As the refugee exodus suddenly worsened this week, Syrian opposition activists claimed today that the government forces attacked a pro-rebel Damascus suburb with chemical weapons, killing several hundred people. If the attack is confirmed and its scale matches opposition claims, it would be one of the worst chemical weapons attacks ever. Estimates of the death toll varied on Wednesday, but one opposition group put the total number of deceased at 755. Videos uploaded to the Internet and purporting to show the scene of the attack in Ghouta, depict gruesome scenes, including infants struggling for breath and neatly lined rows of corpses.
"Many of the casualties are women and children. They arrived with their pupils dilated, cold limbs and foam in their mouths. The doctors say these are typical symptoms of nerve gas victims," Bayan Baker, a nurse in Douma, told Reuters.
Responding the the new wave of refugees into Iraq, in Erbil Governorate, further to the east, UNHCR has established a transit site at Kawergost, to the north of Erbil town and in Khabat District. One thousand one hundred UNHCR tents have been erected there along with 200 tents assembled by the International Rescue Committee. The Kawergost transit site is now sheltering some 7,000 to 9,000 Syrians. The President of the Kurdistan Region, Massoud Barzani, visited the transit site yesterday.

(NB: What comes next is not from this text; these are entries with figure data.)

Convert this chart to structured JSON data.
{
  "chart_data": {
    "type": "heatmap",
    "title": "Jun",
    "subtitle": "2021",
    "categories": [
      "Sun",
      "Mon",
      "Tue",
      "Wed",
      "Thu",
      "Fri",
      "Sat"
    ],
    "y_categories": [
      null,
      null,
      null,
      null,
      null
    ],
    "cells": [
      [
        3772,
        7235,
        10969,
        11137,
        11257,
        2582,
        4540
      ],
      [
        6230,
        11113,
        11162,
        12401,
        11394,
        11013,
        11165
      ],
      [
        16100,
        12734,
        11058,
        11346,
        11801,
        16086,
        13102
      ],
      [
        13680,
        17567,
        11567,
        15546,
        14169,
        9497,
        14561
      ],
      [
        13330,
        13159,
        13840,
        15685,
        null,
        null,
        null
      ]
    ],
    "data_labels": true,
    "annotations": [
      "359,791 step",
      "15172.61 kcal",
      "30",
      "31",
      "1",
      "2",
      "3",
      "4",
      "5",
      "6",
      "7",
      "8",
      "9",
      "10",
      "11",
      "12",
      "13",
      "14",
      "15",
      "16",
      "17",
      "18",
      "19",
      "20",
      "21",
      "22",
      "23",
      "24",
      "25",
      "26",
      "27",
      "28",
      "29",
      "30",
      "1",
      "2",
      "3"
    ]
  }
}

Over the past days UNHCR has dispatched more than 90 trucks carrying aid from Erbil. Relief items have also been distributed, including tents, plastic tarpaulins, sleeping mats, blankets, kitchen sets, hygienic supplies, water tanks, portable latrines, portable showers and electric fans. However, because of the scale and speed of the influx, some people at Kawergost are still without tents and having to camp under tarpaulins or other makeshift shelters.

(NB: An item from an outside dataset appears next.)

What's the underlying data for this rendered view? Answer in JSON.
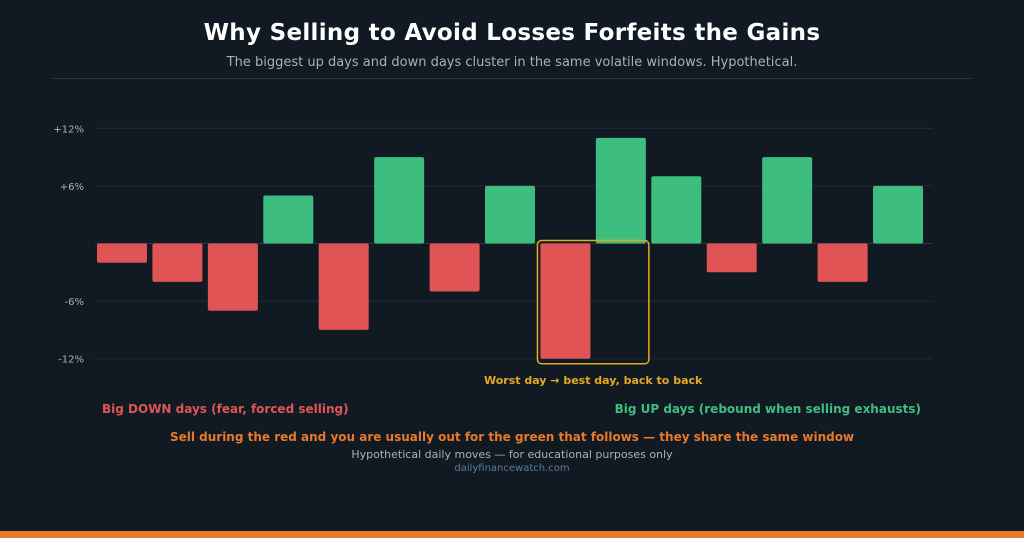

Yesterday, the authorities provided access for UNHCR to a warehouse in Bahrak and 2,500 Syrians are now being housed at this facility. Additional land has been identified in Erbil’s Qusthtapa district where a further transit site will be established. As well as those in tented accommodation, some 14,000 people are living with host families or are encamped at mosques in the Erbil region.
Further to the southeast, at Sulaimaniyah, 4,000 people are currently accommodated temporarily in 11 schools. As in Erbil, a temporary site is being set up. Some 3,000 people who arrived yesterday (Monday) were transferred to Sulemaniyah.
As of this morning, a further 2,000-3,000 people were reported waiting close to the Syrian side of the border and expected to cross today. On the Syrian side, the border at Sahela is under the control of Syrian Kurdish forces. The Kurdistan Regional Government has identified an additional site in Kushtapa where it has indicated that UNHCR may establish a further transit camp.
To boost stockpiles of rapidly depleting aid supplies within Iraq, UNHCR has sent 15 tractor trailer trucks to northern Iraq from its main regional stockpile in Amman. That shipment, expected to arrive before the end of the week, includes more than 3,100 tents, two pre-fabricated warehouses and jerry cans. Additional supplies are currently being organised.
Longer term, in cooperation with the Kurdish Regional Government, UNHCR and its partners are building the Darashakran camp, which is expected to be ready to accommodate refugees within a matter of weeks.
UNHCR built Domiz refugee camp near Dohuk, Iraq earlier this year. Domiz, originally constructed to accommodate 15,000 Syrian refugees, is currently overcrowded with more than 55,000 residents – meaning that new arrivals are having to be accommodated elsewhere. Prior to this latest influx, UNHCR had registered 155,000 Syrian refugees in Iraq.